General characteristics
- Class & type: Diadem-class cruiser
- Displacement: 11,000 tons
- Length: 435 ft (133 m) (462 ft 6 in (140.97 m) o/a)
- Beam: 69 ft (21 m)
- Draught: 25 ft 6 in (7.77 m)
- Propulsion: 2 shaft triple expansion engines; 16.500 - 18,000 hp;
- Speed: 20–20.5 kn (37.0–38.0 km/h; 23.0–23.6 mph)
- Complement: 760
- Armament: 16 × single QF 6-inch (152 mm) guns; 14 × single QF 12-pounder (76 mm) guns; 3 × single QF 3-pounder (47 mm) guns; 2 × 18-inch (450 mm) torpedo tubes; as Minelayer:; 4 × 6-inch guns; 1 × 12-pounder gun; 354 mines;
- Armour: 6 inch casemates; 4.5-2 inch decks;

= HMS Argonaut (1898) =

Cruiser of the Royal Navy

HMS Argonaut was a ship of the of protected cruiser in the British Royal Navy. She was laid down in 1898, and commissioned for service on the China station in 1900. From 1906 she served in the Home Fleet, and during the First World War she served in the Atlantic. She was converted to hospital ship in 1915, and sold for breaking up in 1920.

==Construction==
Argonaut was built by Fairfield Shipbuilding and Engineering Company, Govan, where she was laid down on 23 November 1896. She was launched on 24 January 1898, when she was christened by the Countess of Hopetoun.

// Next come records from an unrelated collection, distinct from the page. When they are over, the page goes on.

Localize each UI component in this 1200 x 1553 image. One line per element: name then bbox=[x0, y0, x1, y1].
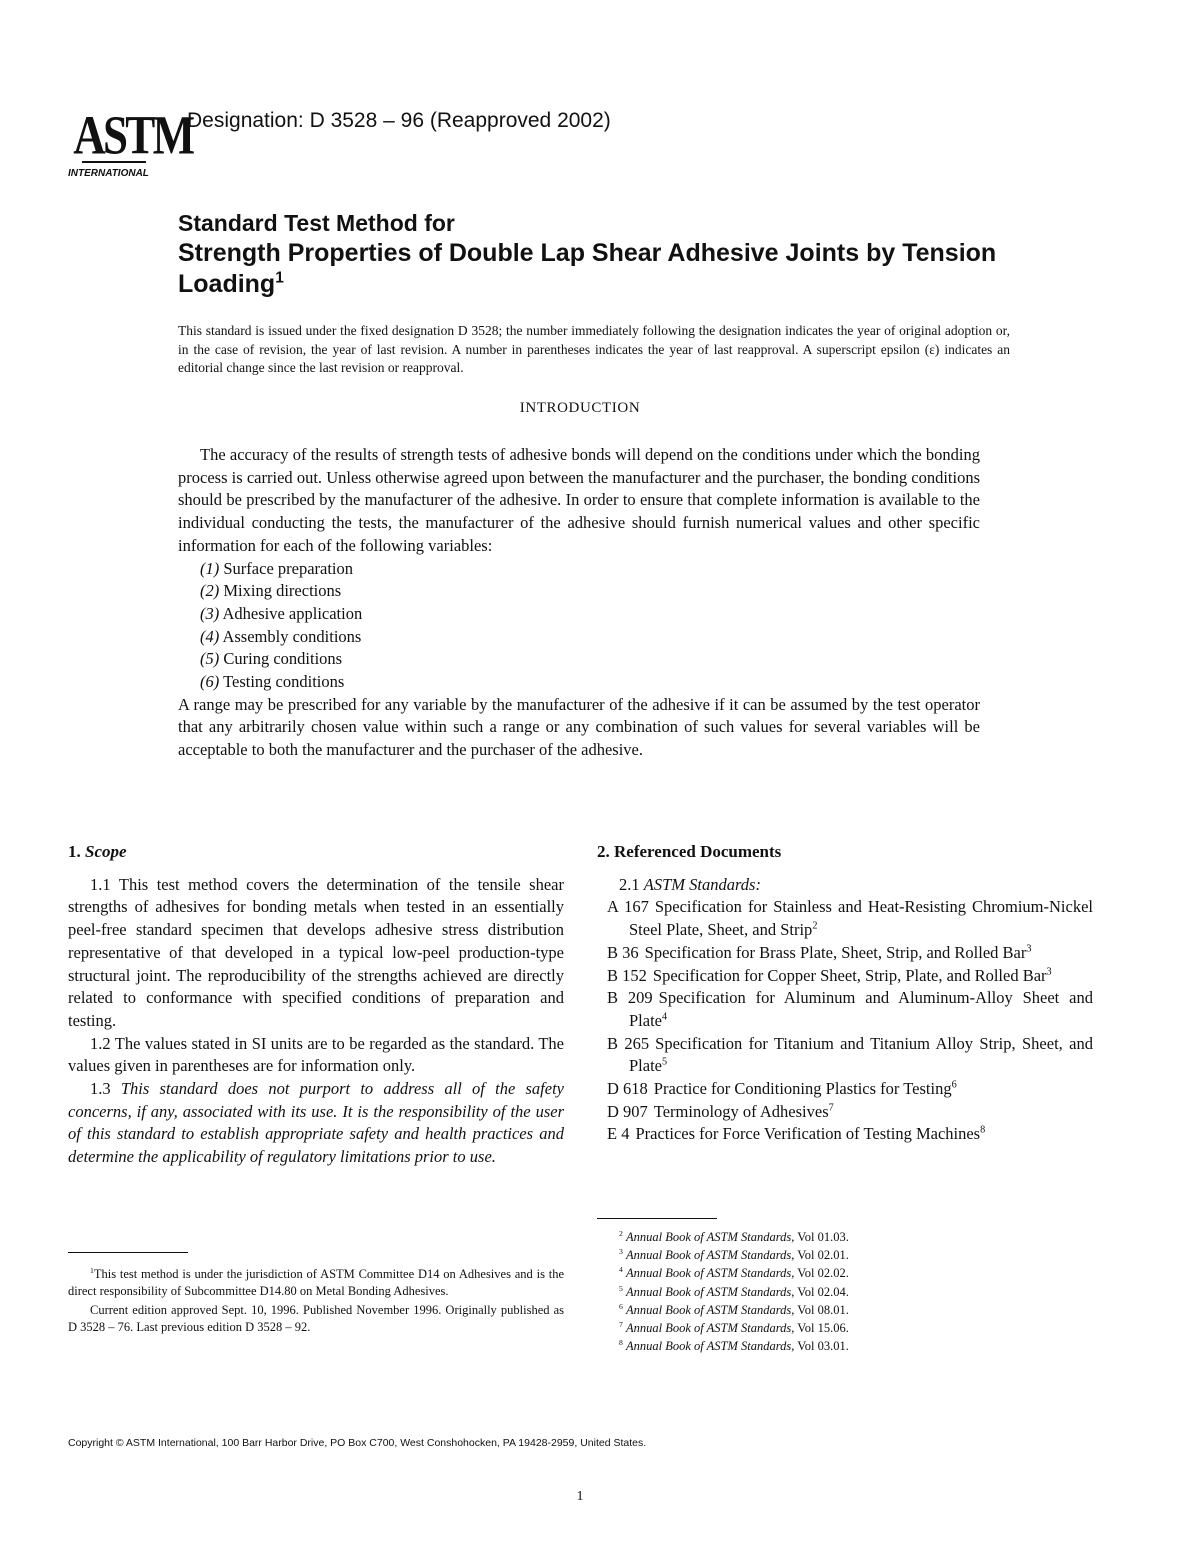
reference-footnote-mark: 3 bbox=[1046, 966, 1052, 978]
reference-code: B 36 bbox=[607, 942, 639, 962]
list-item-text: Mixing directions bbox=[223, 581, 342, 601]
list-item-number: (2) bbox=[200, 581, 220, 601]
reference-item bbox=[597, 1078, 1093, 1101]
introduction-paragraph-1: The accuracy of the results of strength tests of adhesive bonds will depend on the conditions under which the bonding process is carried out. Unless otherwise agreed upon between the manufacturer and the purchaser, the bonding conditions should be prescribed by the manufacturer of the adhesive. In order to ensure that complete information is available to the individual conducting the tests, the manufacturer of the adhesive should furnish numerical values and other specific information for each of the following variables: bbox=[178, 445, 980, 555]
footnote-left bbox=[68, 1266, 564, 1338]
copyright-notice: Copyright © ASTM International, 100 Barr Harbor Drive, PO Box C700, West Conshohocken, PA 19428-2959, United States. bbox=[68, 1437, 647, 1449]
paragraph-text: This test method covers the determination of the tensile shear strengths of adhesives for bonding metals when tested in an essentially peel-free standard specimen that develops adhesive stress distribution representative of that developed in a typical low-peel production-type structural joint. The reproducibility of the strengths achieved are directly related to conformance with specified conditions of preparation and testing. bbox=[68, 874, 564, 1030]
list-item-number: (5) bbox=[200, 649, 220, 669]
section-heading-referenced-documents bbox=[597, 841, 1093, 864]
reference-title: Specification for Stainless and Heat-Resisting Chromium-Nickel Steel Plate, Sheet, and Strip bbox=[629, 897, 1093, 940]
subsection-number: 2.1 bbox=[619, 874, 640, 894]
reference-item bbox=[597, 1101, 1093, 1124]
paragraph-number: 1.2 bbox=[90, 1033, 111, 1053]
paragraph-text: This standard does not purport to address all of the safety concerns, if any, associated with its use. It is the responsibility of the user of this standard to establish appropriate safety and health practices and determine the applicability of regulatory limitations prior to use. bbox=[68, 1079, 564, 1167]
reference-item bbox=[597, 896, 1093, 941]
footnote-mark: 7 bbox=[619, 1319, 623, 1329]
footnote-divider-right bbox=[597, 1218, 717, 1219]
paragraph-text: The values stated in SI units are to be regarded as the standard. The values given in parentheses are for information only. bbox=[68, 1033, 564, 1076]
issue-note: This standard is issued under the fixed designation D 3528; the number immediately following the designation indicates the year of original adoption or, in the case of revision, the year of last revision. A number in parentheses indicates the year of last reapproval. A superscript epsilon (ε) indicates an editorial change since the last revision or reapproval. bbox=[178, 323, 1010, 375]
footnote-item bbox=[619, 1246, 1093, 1264]
footnote-mark: 8 bbox=[619, 1338, 623, 1348]
footnotes-right bbox=[597, 1228, 1093, 1355]
footnote-volume: , Vol 02.01. bbox=[791, 1248, 849, 1263]
reference-code: B 152 bbox=[607, 965, 647, 985]
list-item bbox=[200, 603, 980, 626]
paragraph-1-1 bbox=[68, 874, 564, 1033]
list-item bbox=[200, 580, 980, 603]
list-item-number: (1) bbox=[200, 558, 220, 578]
list-item-text: Adhesive application bbox=[222, 603, 363, 623]
footnote-source: Annual Book of ASTM Standards bbox=[626, 1321, 792, 1336]
footnote-source: Annual Book of ASTM Standards bbox=[626, 1266, 792, 1281]
list-item-text: Surface preparation bbox=[223, 558, 354, 578]
reference-title: Specification for Titanium and Titanium Alloy Strip, Sheet, and Plate bbox=[629, 1033, 1093, 1076]
title-main bbox=[178, 238, 1038, 300]
document-title bbox=[178, 208, 1038, 300]
referenced-documents-section bbox=[597, 841, 1093, 1146]
footnote-mark: 6 bbox=[619, 1301, 623, 1311]
footnote-item bbox=[619, 1264, 1093, 1282]
introduction-paragraph-2: A range may be prescribed for any variable by the manufacturer of the adhesive if it can be assumed by the test operator that any arbitrarily chosen value within such a range or any combination of such values for several variables will be acceptable to both the manufacturer and the purchaser of the adhesive. bbox=[178, 694, 980, 760]
footnote-volume: , Vol 02.04. bbox=[791, 1284, 849, 1299]
designation: Designation: D 3528 – 96 (Reapproved 2002) bbox=[187, 109, 611, 132]
scope-section bbox=[68, 841, 564, 1169]
section-title: Referenced Documents bbox=[614, 842, 782, 861]
footnote-edition: Current edition approved Sept. 10, 1996. Published November 1996. Originally published as D 3528 – 76. Last previous edition D 3528 – 92. bbox=[68, 1303, 564, 1334]
reference-footnote-mark: 2 bbox=[812, 920, 818, 932]
list-item-number: (6) bbox=[200, 672, 220, 692]
footnote-volume: , Vol 08.01. bbox=[791, 1302, 849, 1317]
section-number: 1. bbox=[68, 842, 81, 861]
footnote-volume: , Vol 02.02. bbox=[791, 1266, 849, 1281]
section-title: Scope bbox=[85, 842, 127, 861]
footnote-item bbox=[619, 1319, 1093, 1337]
page-number: 1 bbox=[576, 1489, 584, 1504]
paragraph-1-2 bbox=[68, 1033, 564, 1078]
title-main-text: Strength Properties of Double Lap Shear Adhesive Joints by Tension Loading bbox=[178, 239, 997, 298]
reference-title: Practices for Force Verification of Testing Machines bbox=[635, 1124, 981, 1144]
list-item-text: Testing conditions bbox=[223, 672, 345, 692]
footnote-mark: 4 bbox=[619, 1265, 623, 1275]
paragraph-1-3 bbox=[68, 1078, 564, 1169]
footnote-volume: , Vol 01.03. bbox=[791, 1230, 849, 1244]
footnote-text: This test method is under the jurisdiction of ASTM Committee D14 on Adhesives and is the direct responsibility of Subcommittee D14.80 on Metal Bonding Adhesives. bbox=[68, 1267, 564, 1298]
reference-footnote-mark: 8 bbox=[980, 1124, 986, 1136]
footnote-mark: 5 bbox=[619, 1283, 623, 1293]
reference-item bbox=[597, 987, 1093, 1032]
reference-code: B 265 bbox=[607, 1033, 650, 1053]
list-item-number: (3) bbox=[200, 603, 220, 623]
reference-footnote-mark: 6 bbox=[951, 1079, 957, 1091]
reference-footnote-mark: 4 bbox=[662, 1011, 668, 1023]
subsection-title: ASTM Standards: bbox=[643, 874, 761, 894]
reference-footnote-mark: 7 bbox=[828, 1102, 834, 1114]
reference-item bbox=[597, 942, 1093, 965]
list-item bbox=[200, 648, 980, 671]
footnote-volume: , Vol 03.01. bbox=[791, 1339, 849, 1354]
list-item-text: Assembly conditions bbox=[222, 626, 362, 646]
reference-code: D 618 bbox=[607, 1079, 648, 1099]
section-number: 2. bbox=[597, 842, 610, 861]
astm-logo bbox=[66, 92, 193, 179]
introduction-section bbox=[178, 444, 980, 762]
footnote-volume: , Vol 15.06. bbox=[791, 1321, 849, 1336]
footnote-item bbox=[619, 1301, 1093, 1319]
footnote-source: Annual Book of ASTM Standards bbox=[626, 1284, 792, 1299]
reference-code: E 4 bbox=[607, 1124, 630, 1144]
logo-subtext: INTERNATIONAL bbox=[68, 168, 149, 179]
list-item bbox=[200, 671, 980, 694]
section-heading-scope bbox=[68, 841, 564, 864]
reference-code: B 209 bbox=[607, 988, 653, 1008]
paragraph-number: 1.3 bbox=[90, 1079, 111, 1099]
reference-title: Practice for Conditioning Plastics for Testing bbox=[653, 1079, 952, 1099]
footnote-item bbox=[619, 1283, 1093, 1301]
reference-footnote-mark: 5 bbox=[662, 1056, 668, 1068]
title-footnote-mark: 1 bbox=[275, 269, 284, 287]
footnote-source: Annual Book of ASTM Standards bbox=[626, 1230, 792, 1244]
logo-letters: ASTM bbox=[73, 104, 193, 166]
reference-code: D 907 bbox=[607, 1101, 648, 1121]
footnote-item bbox=[619, 1337, 1093, 1355]
reference-title: Specification for Aluminum and Aluminum-Alloy Sheet and Plate bbox=[629, 988, 1093, 1030]
reference-item bbox=[597, 1033, 1093, 1078]
list-item bbox=[200, 558, 980, 581]
footnote-mark: 2 bbox=[619, 1228, 623, 1238]
footnote-mark: 1 bbox=[90, 1265, 94, 1275]
footnote-source: Annual Book of ASTM Standards bbox=[626, 1339, 792, 1354]
list-item-text: Curing conditions bbox=[223, 649, 343, 669]
subsection-2-1 bbox=[619, 874, 1093, 897]
reference-title: Specification for Brass Plate, Sheet, Strip, and Rolled Bar bbox=[644, 942, 1027, 962]
footnote-mark: 3 bbox=[619, 1247, 623, 1257]
footnote-divider-left bbox=[68, 1252, 188, 1253]
astm-logo-graphic bbox=[66, 92, 193, 179]
footnote-source: Annual Book of ASTM Standards bbox=[626, 1302, 792, 1317]
title-line-1: Standard Test Method for bbox=[178, 210, 455, 236]
paragraph-number: 1.1 bbox=[90, 874, 111, 894]
footnote-item bbox=[619, 1228, 1093, 1246]
variables-list bbox=[178, 558, 980, 694]
footnote-1 bbox=[68, 1266, 564, 1300]
reference-item bbox=[597, 1123, 1093, 1146]
reference-title: Specification for Copper Sheet, Strip, Plate, and Rolled Bar bbox=[652, 965, 1047, 985]
list-item-number: (4) bbox=[200, 626, 220, 646]
reference-title: Terminology of Adhesives bbox=[653, 1101, 829, 1121]
footnote-source: Annual Book of ASTM Standards bbox=[626, 1248, 792, 1263]
list-item bbox=[200, 626, 980, 649]
reference-footnote-mark: 3 bbox=[1026, 943, 1032, 955]
introduction-heading: INTRODUCTION bbox=[519, 400, 641, 416]
reference-item bbox=[597, 965, 1093, 988]
reference-code: A 167 bbox=[607, 897, 649, 917]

Whilst on the stocks under construction, fire broke out in the yard on February 8, 1897. The blaze spread quickly, engulfing the workshops and threatening not only the Argonaut but numerous vessels including the RMS Empress Queen. However due to the vessels being separated from the buildings no damage was sustained.

==Service history==
She was commissioned at Chatham in April 1900 for service on the China Station, where she was until 1904. During this time, the Commanding Officer, Captain George H Cherry RN, issued some 600 punishment warrants, gaining a reputation as a stern disciplinarian. As a consequence, the ship's officers ordered medals to be struck by Gamages of London as reward and mementos of their service under such a captain: on the obverse it read "Argonaut China 1900-1904" and showed a foul anchor (for the Royal Navy), a fleece (for Argonaut) and a dragon (for China); on the reverse are a cherry tree and a representation of the officers who survived the commission. An honorary "Cherry Medal" was presented to King George VI; many others were lost with ships sunk in the First World War.

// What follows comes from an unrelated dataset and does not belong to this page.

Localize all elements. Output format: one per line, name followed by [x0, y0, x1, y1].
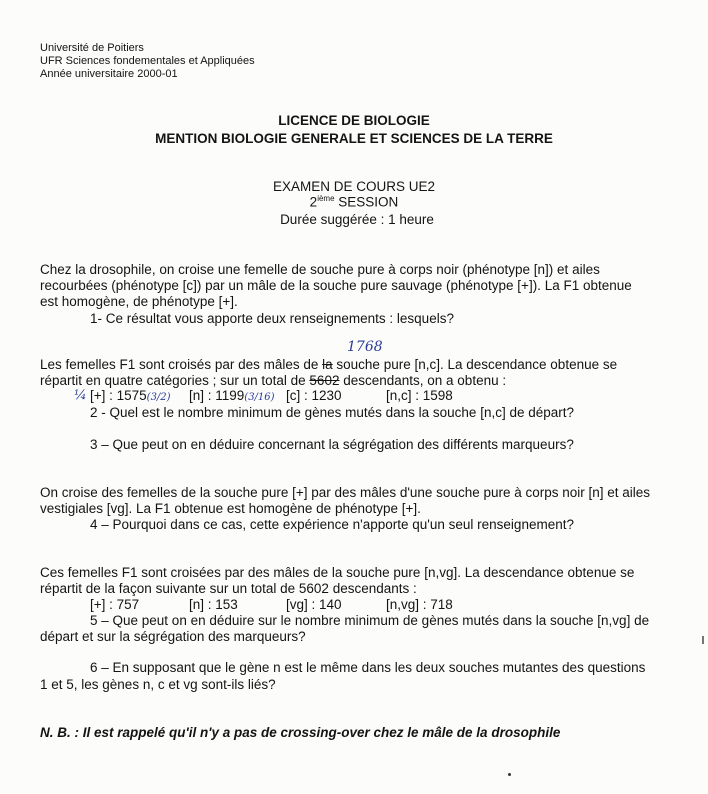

From June to September 1906, Argonaut was refitted for special service and in October, joined the Home Fleet. She was paid off in February 1911 and recommissioned February 1912, joining the 3rd Fleet. The cruiser was paid off again in April 1914.

During the First World War Argonaut was part of the 9th Cruiser Squadron, operating in the Atlantic. The squadron was stationed off Cape Finisterre from August 1914 to July 1915. While a part of this unit, Argonaut captured the German merchant ship Graecia. In 1915 she was converted to a hospital ship at Portsmouth and in 1918, to an accommodation ship. She was sold to Ward of Milford Haven on 18 May 1920 and arrived there for breaking up on 4 September 1921.